1. Background
How to Ensure the In Vivo Safety of Engineered Bacteria
For a long time, the main challenges associated with the in vivo use of engineered bacteria have been the strategies for delivery and ensuring safety. In our vision, engineered bacteria need to be administered orally to enter the gut, cross the intestinal mucosal barrier, and then migrate into the bloodstream to reach the target tissues and organs, where they can exert their effects and ultimately be cleared. Achieving these functions solely with engineered bacteria is difficult. In this field, nanovesicles represent a promising and reliable solution. Various materials for encapsulating bacteria, such as fatty acid shells and chitosan, can wrap the bacteria internally, thereby reducing immunogenicity and limiting bacterial proliferation. After careful evaluation, we ultimately chose the nanovesicle strategy to encapsulate our engineered bacteria.
1,2-distearoyl-sn-glycero-3-phosphoethanolamine (DLPC)
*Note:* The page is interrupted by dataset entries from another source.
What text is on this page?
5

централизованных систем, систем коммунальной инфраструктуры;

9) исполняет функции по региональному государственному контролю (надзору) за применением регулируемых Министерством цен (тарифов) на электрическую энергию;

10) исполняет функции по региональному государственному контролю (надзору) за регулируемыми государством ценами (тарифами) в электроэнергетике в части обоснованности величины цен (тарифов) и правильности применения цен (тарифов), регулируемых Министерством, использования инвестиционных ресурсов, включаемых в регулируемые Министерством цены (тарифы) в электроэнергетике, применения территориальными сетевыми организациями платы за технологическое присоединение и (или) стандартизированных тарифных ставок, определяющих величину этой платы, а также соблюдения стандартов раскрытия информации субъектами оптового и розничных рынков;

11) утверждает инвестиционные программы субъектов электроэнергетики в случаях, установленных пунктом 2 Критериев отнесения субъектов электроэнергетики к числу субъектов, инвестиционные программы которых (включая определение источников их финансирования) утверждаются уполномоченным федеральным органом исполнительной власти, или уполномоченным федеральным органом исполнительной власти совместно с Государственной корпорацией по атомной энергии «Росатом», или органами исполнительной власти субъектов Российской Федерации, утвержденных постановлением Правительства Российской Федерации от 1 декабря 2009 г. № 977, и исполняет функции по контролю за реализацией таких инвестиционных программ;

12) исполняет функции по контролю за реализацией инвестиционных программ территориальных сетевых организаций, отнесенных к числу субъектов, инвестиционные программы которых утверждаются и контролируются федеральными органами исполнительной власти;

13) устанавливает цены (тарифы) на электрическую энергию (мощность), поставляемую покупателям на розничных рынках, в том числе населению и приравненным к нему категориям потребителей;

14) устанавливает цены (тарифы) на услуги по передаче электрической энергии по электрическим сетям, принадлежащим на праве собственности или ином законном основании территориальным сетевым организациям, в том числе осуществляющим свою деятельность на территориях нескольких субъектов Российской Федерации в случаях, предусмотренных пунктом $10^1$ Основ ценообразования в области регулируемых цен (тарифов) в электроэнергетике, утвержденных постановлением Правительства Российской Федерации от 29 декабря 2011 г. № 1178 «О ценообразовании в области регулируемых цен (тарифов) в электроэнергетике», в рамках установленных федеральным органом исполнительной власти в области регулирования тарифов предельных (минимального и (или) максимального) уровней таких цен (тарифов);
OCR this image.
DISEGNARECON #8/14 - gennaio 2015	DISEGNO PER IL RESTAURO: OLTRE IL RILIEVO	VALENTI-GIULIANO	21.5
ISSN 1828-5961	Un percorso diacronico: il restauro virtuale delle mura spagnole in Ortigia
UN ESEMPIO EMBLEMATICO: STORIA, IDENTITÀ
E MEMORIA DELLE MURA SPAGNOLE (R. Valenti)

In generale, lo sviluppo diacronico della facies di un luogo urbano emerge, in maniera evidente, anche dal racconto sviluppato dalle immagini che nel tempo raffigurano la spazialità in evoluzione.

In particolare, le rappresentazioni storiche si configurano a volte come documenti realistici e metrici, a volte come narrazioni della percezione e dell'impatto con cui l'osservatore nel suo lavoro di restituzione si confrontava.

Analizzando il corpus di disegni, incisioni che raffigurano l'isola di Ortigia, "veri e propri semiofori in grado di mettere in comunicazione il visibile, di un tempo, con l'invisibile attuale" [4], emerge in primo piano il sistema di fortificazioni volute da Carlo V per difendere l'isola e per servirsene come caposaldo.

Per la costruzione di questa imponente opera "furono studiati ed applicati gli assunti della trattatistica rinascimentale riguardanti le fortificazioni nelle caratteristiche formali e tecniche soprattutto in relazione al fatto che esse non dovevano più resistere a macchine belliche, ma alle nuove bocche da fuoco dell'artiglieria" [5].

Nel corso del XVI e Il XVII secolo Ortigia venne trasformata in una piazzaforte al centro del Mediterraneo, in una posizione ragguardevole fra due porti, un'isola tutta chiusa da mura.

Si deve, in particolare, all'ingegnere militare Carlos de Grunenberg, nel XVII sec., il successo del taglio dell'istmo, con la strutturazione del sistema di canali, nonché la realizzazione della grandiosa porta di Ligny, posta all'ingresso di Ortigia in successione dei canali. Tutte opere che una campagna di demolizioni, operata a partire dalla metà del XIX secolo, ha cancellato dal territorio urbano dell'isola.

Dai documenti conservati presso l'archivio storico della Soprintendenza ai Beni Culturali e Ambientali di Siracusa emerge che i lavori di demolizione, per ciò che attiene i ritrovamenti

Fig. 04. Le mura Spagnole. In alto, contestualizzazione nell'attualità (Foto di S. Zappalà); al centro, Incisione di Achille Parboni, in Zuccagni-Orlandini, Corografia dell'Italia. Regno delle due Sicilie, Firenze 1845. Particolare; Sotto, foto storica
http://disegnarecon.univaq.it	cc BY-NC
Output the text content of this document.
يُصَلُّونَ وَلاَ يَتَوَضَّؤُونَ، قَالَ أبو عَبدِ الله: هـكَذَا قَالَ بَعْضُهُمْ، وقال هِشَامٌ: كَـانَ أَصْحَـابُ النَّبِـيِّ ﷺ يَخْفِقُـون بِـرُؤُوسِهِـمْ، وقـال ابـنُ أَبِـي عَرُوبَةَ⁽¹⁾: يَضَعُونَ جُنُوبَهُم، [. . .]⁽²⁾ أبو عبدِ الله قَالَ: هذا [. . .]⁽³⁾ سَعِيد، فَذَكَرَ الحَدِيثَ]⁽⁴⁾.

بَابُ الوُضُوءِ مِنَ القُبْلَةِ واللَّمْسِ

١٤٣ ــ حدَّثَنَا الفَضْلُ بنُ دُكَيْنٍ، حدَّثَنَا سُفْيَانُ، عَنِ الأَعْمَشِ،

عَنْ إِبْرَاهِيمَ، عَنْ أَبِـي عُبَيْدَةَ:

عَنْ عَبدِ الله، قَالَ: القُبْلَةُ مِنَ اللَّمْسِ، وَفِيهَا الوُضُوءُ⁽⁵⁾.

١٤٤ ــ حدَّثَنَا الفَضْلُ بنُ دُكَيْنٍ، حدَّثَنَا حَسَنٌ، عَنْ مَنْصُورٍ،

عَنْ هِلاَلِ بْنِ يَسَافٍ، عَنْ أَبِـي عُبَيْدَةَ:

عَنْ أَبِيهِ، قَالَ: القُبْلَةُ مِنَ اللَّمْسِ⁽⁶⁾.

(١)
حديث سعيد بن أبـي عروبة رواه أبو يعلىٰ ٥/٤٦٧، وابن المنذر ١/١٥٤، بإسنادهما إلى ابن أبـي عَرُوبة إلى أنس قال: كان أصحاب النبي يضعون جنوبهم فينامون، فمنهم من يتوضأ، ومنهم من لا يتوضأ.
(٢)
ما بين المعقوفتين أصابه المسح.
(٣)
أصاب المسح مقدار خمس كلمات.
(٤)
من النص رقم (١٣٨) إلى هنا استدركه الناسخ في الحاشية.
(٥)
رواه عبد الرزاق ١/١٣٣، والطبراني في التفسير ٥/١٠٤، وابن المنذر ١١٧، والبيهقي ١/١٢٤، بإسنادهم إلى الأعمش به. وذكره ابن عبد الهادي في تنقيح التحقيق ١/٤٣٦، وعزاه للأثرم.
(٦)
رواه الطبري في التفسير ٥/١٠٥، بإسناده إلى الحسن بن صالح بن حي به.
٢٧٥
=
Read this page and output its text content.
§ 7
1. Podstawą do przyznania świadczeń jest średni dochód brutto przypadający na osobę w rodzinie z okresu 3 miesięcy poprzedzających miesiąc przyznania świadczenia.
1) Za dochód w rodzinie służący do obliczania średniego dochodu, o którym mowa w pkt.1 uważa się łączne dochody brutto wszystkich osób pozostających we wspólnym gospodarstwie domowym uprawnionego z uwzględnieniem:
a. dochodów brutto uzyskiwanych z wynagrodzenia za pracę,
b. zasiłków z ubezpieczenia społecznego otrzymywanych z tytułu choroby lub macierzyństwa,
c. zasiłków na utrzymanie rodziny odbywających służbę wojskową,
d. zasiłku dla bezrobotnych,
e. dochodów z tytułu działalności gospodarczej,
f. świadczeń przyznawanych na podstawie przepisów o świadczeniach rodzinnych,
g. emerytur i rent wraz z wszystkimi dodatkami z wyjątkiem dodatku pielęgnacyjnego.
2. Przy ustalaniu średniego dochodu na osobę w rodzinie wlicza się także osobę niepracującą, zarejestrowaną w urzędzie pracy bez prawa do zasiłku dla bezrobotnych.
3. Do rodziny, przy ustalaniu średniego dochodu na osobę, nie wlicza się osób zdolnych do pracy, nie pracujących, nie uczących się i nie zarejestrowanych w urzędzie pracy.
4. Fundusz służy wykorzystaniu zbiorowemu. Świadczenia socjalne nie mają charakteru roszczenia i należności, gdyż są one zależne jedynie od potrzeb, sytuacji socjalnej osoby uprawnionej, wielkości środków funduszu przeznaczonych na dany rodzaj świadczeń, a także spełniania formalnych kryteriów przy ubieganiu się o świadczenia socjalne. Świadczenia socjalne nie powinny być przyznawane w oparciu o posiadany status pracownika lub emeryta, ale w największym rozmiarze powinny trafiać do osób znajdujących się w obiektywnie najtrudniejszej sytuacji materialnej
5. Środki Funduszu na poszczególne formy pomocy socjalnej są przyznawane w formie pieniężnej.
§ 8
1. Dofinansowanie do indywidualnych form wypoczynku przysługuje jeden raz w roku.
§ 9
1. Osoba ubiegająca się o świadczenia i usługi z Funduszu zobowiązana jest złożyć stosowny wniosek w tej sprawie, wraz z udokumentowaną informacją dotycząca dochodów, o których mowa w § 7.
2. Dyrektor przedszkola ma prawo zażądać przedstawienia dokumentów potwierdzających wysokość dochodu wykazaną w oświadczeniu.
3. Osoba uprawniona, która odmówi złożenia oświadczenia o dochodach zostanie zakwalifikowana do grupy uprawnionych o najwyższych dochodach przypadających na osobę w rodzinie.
DLPC is an amphiphilic phospholipid analog with self-assembling properties that can automatically wrap around the surface of engineered bacteria to form a protective barrier, isolating immunogenic substances on the bacterial surface and preventing bacterial proliferation within the vesicles. To enhance the stability of the membrane, we added lecithin to the material. These nanovesicles allow small molecules and some peptides to pass freely through.
Why did we choice DLPC
DLPC has several advantages that make it suitable for potential large-scale production of engineered bacteria. Firstly, it has a relatively low cost, with a price per gram not exceeding $100. This makes it economically feasible for scaling up production. Secondly, DLPC exhibits calcium ion concentration-dependent self-assembly properties, which make the process of wrapping bacteria simpler and faster. These characteristics contribute to the feasibility and efficiency of using DLPC for encapsulating engineered bacteria.
2. Experiment
Methods
Preparation and characterization of nanovesicles. Nanovesicles was prepared according to the previously reported method. In detail, Engineered was grown in LB medium overnight at 37 ℃ and then centrifuged at 5000 rpm for 5 min. The cell precipitates were rinsed twice with sterile PBS and suspended in 1 mL sterile PBS to achieve the desired concentration. After that, the lipid membrane was prepared by thin film dispersion method. 2 mL of cholesterol (1.24 mg mL-1 ), DLPC (3 mg mL-1 ) and DSPE-PEG2000 (1 mg mL-1 ) were mixed in chloroform. Then, the solution was dried at room temperature by a rotary evaporator and the transparent lipid film was obtained. The bacterial solution containing 12.5 mM CaCl2 was hydrated in the lipid film, and was incubated for 30 min at 37 ℃.
Result
Transmission electron microscopy (TEM) images of DLPC-encapsulated engineered bacteria were obtained. It can be observed that there is a vesicle-like structure on the outer surface of the engineered bacteria, which corresponds to the DLPC membrane. When the engineered bacteria and DLPC-encapsulated engineered bacteria were separately plated on L.B. solid agar plates, it was evident that the engineered bacteria grew normally, while the colony count of the DLPC-encapsulated engineered bacteria was significantly reduced, indicating that the vesicles prevented the majority of the engineered bacteria from proliferating. Viability staining results showed that the DLPC-encapsulated engineered bacteria retained normal activity.